I'll never understand why anyone has ever thought that Brewer was going to replace Pronger when the two were traded for each other. Brewer was the most notable player received in that trade, but in his four seasons in Edmonton he never cracked the 30 point barrier, scoring 21, 25, 29 and 25 points. He never had more than eight goals. In St. Louis he has played only two full seasons; in those years he scored 29 and 22 points. He's never had more than six goals in a season here.

Seems kind of consistent to me.

I'll never understand why people get so fired up about him, either pro or con. What's he ever done to earn either intense love or intense hate?

As far as the captaincy issue, I also don't get it. He's not the kind of guy I want to be my captain; I'm more of a Mike Richards guy when it comes to leadership roles. I want my team's captain to be a fired-up player who wears his heart on his sleeve, the kind of player who you can tell how hard and emotionally he's playing even if you're sitting way up in the cheap seats.

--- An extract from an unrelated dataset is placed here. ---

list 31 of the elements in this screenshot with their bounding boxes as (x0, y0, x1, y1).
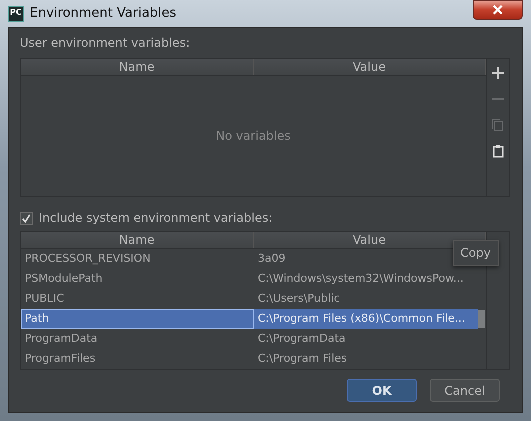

But the bottom line on that issue is that his teammates voted him into that position. The players must like something about his leadership. If not, they've got no one to blame but themselves on that one. And there isn't anything we can do to change it either.

So I'm about sick of the whole Brewer topic, so I won't write about that.

The other big topic whipping around the Blues these days that I don't feel like addressing is this slump and whether the Blues are damaging their playoff hopes already.

Clearly, they have. Even with the last two wins, the Blues are five points behind the next-closest team in their division. The odds of the Blues making a miracle run like they did last season to make the playoffs are very, very long. It's beyond obvious that   consistency needs to be the team motto: they need to beat the teams they're supposed to beat (Phoenix and the Islanders leap to mind), win games in the division (Nashville and Columbus most specifically) and will have to steal some games from teams ahead of them on the talent scale (Boston would be a good start; Chicago and Detroit need to follow).

It's just too obvious and I'm not going to write about it.

Last year during The Run, there was no praise too high for coach Andy Murray. During the time before that he didn't really come under much fire either because the team was so banged up that he could hardly be blamed for the team's struggles. This year, however, he's the new whipping boy and I've heard plenty of "Fire Murray" talk and predictions that he'll be gone by Christmas.

The problem with all that talk is that it's all for the fans only. We don't know what management thinks, but they seem to have confidence in him. Short of a Mike Kitchen-esque "I don't know what's wrong with them. I told them what to do" meltdown, he's not going anywhere, so I don't really want to write about that, either.

I'm as frustrated as anyone (though I'd bet the players are more frustrated than I am) with the constant shuffling of lines and re-purposing of players, but I can't influence it with these words anyway. I can make the argument over and over that keeping players in their traditional roles makes more sense than taking a natural winger and making him a center because he's a big body and that professional athletes are so fine-tuned that they gain an advantage by playing with habitual linemates, but I won't.

Andy Murray won't read this anyway and would not take my advice even if he did. So I won't write about it.

I could write about the in-game entertainment some more, but the people in charge clearly already figured out on their own that the "Phantom of the Opera House" bit just did not work. I could explain a little more about our rapport with   Angelllla; you'd think she hates us for all the shit we shovel her way, but she's got a remarkable tolerance for us and a good sense of humor (though we may never forgive her for ruining the glitch we found in the Lucky Skate Shuffle a couple years ago by reporting it). I could even spend some more time    making fun of the blue rat and his new move of doing handstands for the kids... putting his non-panted rat junk right at head-level for most juveniles, but you've likely already gotten the douchechills about that.

I don't know. I guess the home stand wins. I'm just out of ideas on what to write about. Hopefully something will come to mind soon.